Algorithm design
Reading notes from “The Algorithm Design manual” book written by Steven S. Skiena.
Definitions
Proper mathematical proof:
- Clear & precise statement of what you are trying to prove
- Set of assumptions which are taken to be true
- Chain of reasonning takes you from the assumptions to the statement you are trying to prove
- QED
Algorithmic notations:
- English
- Pseudo code
- Real programming language
Heart of an algorithm is an idea. This idea must be clearly revealed when the algorithm is expressed.
Problem specification:
- Set of allowed input instances
- Required properties of the algorithm’s output
Counter-examples to demonstrate incorrectness
Develop counter-examples hunting skill:
- Think small
- Think exhaustively
- Hunt for the weakness
- Go for a tie
- Seek extremes
Correctness: induction & recursion
- Induction:
- Prove a formula, for example \(\sum_{i=1}^n = \frac{ n(n+1) }{2}\) work for basis cases (like 1 or 2)
- Assume it was true up to \(n-1\)
- Prove is was true to general \(n\) using the assumption
- Recursion is induction
- General & boundary conditions, with the general condition breaking the problem into smaller and smaller pieces
Have to be suspicious about induction.
- Boundary errors
- Wrong extension claims (for example, adding an item that completely changes the solution of a problem)

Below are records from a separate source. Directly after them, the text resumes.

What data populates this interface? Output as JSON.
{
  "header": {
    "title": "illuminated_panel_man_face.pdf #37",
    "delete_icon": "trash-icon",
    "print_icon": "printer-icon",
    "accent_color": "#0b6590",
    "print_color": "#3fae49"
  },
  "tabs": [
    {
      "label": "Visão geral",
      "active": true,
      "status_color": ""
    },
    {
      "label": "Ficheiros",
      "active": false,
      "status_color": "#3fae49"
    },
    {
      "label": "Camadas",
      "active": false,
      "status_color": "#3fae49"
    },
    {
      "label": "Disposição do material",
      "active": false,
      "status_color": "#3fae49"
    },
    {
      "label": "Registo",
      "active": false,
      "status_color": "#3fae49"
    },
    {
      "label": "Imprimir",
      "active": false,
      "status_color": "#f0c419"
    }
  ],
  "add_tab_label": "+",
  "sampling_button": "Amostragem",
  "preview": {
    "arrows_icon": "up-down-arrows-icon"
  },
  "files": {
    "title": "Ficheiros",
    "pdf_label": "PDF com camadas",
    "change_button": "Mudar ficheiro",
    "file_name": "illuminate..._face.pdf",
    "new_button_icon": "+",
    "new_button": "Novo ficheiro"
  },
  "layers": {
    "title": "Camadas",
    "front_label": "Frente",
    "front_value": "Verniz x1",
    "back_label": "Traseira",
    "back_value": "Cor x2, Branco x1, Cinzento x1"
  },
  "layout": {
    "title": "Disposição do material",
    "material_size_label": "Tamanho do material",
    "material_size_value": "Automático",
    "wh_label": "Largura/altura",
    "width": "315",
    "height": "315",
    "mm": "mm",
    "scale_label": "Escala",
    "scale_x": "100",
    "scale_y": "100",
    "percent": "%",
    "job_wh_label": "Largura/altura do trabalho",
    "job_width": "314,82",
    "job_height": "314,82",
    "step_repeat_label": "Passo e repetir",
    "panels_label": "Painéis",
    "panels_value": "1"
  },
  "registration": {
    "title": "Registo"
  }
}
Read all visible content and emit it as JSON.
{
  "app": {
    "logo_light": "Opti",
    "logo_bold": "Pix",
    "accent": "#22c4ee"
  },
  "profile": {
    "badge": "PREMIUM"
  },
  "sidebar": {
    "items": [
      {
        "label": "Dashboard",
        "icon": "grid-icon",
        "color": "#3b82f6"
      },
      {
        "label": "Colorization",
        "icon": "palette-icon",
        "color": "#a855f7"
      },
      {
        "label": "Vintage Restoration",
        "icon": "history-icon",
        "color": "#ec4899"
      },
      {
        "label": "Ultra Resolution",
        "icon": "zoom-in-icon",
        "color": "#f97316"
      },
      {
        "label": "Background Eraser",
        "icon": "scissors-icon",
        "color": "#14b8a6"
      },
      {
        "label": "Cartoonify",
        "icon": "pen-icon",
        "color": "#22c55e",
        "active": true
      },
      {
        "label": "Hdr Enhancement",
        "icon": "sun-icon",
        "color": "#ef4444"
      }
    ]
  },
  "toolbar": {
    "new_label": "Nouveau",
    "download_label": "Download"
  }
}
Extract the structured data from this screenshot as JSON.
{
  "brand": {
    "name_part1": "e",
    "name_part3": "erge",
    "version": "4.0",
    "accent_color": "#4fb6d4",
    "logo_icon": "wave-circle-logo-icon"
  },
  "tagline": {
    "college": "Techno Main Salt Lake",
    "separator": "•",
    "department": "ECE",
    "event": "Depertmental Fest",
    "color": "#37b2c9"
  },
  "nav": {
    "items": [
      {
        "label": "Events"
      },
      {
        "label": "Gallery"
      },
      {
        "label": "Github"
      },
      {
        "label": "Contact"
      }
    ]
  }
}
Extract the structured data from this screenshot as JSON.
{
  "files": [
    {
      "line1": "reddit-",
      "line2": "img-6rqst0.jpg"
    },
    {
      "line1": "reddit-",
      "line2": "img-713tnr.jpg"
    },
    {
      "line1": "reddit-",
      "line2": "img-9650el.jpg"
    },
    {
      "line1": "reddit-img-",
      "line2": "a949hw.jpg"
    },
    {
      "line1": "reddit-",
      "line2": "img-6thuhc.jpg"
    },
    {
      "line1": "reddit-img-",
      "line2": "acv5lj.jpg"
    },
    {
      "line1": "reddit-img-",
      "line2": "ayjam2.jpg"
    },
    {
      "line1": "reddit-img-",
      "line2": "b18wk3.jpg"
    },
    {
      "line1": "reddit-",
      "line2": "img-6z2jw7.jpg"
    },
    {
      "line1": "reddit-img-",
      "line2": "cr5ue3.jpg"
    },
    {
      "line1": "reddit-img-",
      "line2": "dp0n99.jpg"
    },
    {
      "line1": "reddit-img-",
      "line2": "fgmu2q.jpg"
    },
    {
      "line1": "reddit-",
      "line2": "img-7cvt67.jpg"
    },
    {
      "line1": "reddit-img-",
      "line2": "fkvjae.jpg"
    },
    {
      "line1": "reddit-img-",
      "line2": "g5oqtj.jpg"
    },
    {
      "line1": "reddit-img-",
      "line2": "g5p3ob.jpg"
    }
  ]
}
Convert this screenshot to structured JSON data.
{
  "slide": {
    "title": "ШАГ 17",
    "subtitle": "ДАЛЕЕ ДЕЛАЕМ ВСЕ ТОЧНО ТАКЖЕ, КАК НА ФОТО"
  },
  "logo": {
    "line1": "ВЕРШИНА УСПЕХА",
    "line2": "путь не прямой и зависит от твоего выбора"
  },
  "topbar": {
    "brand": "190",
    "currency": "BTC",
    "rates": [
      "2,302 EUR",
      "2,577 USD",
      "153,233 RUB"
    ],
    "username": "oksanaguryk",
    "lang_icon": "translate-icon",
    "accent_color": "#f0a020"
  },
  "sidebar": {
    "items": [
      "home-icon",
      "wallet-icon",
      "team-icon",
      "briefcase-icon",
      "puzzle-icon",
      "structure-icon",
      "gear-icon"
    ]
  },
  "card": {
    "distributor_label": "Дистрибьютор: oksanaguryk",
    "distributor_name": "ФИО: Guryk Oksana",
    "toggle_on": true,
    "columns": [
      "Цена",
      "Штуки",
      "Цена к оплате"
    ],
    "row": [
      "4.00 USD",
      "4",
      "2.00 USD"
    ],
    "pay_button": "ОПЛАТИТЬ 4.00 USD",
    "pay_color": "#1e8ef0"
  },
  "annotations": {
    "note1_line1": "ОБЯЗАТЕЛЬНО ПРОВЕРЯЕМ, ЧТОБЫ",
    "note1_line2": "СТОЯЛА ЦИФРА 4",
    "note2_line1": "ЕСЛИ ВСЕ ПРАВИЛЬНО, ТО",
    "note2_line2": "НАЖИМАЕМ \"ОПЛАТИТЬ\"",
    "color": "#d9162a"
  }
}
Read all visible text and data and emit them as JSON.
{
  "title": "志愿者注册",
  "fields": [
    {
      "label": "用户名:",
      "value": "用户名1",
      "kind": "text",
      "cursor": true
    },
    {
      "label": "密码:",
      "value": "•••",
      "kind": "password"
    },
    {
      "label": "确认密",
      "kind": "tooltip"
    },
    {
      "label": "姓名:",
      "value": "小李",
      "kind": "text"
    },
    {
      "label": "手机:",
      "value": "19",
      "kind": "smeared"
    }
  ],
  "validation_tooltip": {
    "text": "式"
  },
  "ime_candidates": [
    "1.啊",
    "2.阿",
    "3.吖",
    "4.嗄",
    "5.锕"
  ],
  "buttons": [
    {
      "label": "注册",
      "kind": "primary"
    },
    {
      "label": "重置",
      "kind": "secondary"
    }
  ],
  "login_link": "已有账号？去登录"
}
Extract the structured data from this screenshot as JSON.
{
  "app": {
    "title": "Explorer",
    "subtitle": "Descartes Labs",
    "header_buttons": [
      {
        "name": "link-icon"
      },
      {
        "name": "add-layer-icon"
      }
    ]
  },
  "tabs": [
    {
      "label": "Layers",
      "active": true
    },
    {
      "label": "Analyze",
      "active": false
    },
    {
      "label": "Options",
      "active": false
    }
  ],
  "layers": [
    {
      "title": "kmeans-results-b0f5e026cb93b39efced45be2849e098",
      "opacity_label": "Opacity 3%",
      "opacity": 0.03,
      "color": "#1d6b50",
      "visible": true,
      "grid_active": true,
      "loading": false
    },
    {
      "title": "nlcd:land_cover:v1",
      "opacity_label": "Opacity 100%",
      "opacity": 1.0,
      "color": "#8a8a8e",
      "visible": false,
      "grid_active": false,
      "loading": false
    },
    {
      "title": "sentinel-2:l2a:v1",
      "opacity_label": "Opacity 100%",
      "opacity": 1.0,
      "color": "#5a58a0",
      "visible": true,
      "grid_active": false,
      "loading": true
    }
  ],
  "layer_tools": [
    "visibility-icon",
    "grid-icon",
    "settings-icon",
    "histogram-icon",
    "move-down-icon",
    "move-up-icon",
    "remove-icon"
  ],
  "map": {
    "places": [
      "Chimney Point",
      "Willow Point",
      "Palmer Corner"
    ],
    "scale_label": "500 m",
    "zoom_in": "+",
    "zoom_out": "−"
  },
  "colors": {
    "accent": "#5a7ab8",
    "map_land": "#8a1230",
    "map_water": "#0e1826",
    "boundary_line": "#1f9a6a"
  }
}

e.g. Prove that \(\sum_{i=1}^n i \times i! = (n+1)!-1\) by induction
-
\(n=1\) \begin{align*} \sum_{i=1}^n i \times i! &= 1 \times 1 \
&= 1 \end{align*}
\begin{align*} (n+1)!-1 &= 2! - 1 \
&= 1 \end{align*} -
Assume the statement is true up to \(n\). Prove that it is also true for \(n+1\) \begin{align*} \sum_{i=1}^{n+1} i \times i! &= (n+1) \times (n+1)! + \sum_{i=1}^n i \times i! \
&= (n+1) \times (n+1)! + (n+1)!-1 \
&= (n+1)! \times ( (n+1) + 1 ) -1 \
&= (n+1)! \times ( n+2 ) -1 \
&= (n+2)! -1 \
&\blacksquare \end{align*}
Modeling the problem
Try to describe the problem abstractly, in terms of procedures on fundamental structures (e.g. permutatons, graphs, sets …)
Combinatorial objects
Permutations
Arrangements, ordering of items. \(\left\{1,4,3,2\right\}\) and \(\left\{4,3,2,1\right\}\) are two distinct permutations of the same set of four integers. Likely to be used when talking about “arrangement”, “tour”, “ordering” or “sequence”.
Subsets
Selection from a set of items. \(\left\{1,4,3\right\}\) and \(\left\{2\right\}\) are two subsets of the first four integers. Order does not matter in subsets, so the subsets \(\left\{1,4,3\right\}\) and \(\left\{4,3,1\right\}\) would be considered identical. Likely to be used when talking about “cluster”, “collection”, “committee”, “group”, “packaging” or “selection”.
Trees
Represent hierarchical relationships between items.
Likely to be used when talking about “hierarchy”, “dominance”, “relationship”, “ancestor/descendant relationship” or “taxonomy”.
Graphs
Represent relationships between arbitrary pair of objects.
Points are called vertices and links edges.
Likely to be used when talking about “network”, “circuit”, “web”, or “relationship”.
Points
Represent location in some geometric space. Likely to be used when talking about “sites”, “positions”, “data records”, or “locations”.
Polygons / polyhedron
Represent regions in some geometric space. Likely to be used when talking about “shapes”, “regions”, “configurations”, or “boundaries”.
Strings
Represent sequences of characters or patterns. Likely to be used when talking about “text”, “characters”, “patterns”, or “labels”.
Modeling your application in terms of well-defined structures and algorithms is the most important single step toward a solution. Be aware that the act of modeling reduces your application to one of a small number of existing problems and structures.
Recursive objects
Big things made from smaller things of exactly the same type as the big thing.
Combinatorial objects are also recursive.
Recursive descriptions of objects require both decomposition rules and basis cases.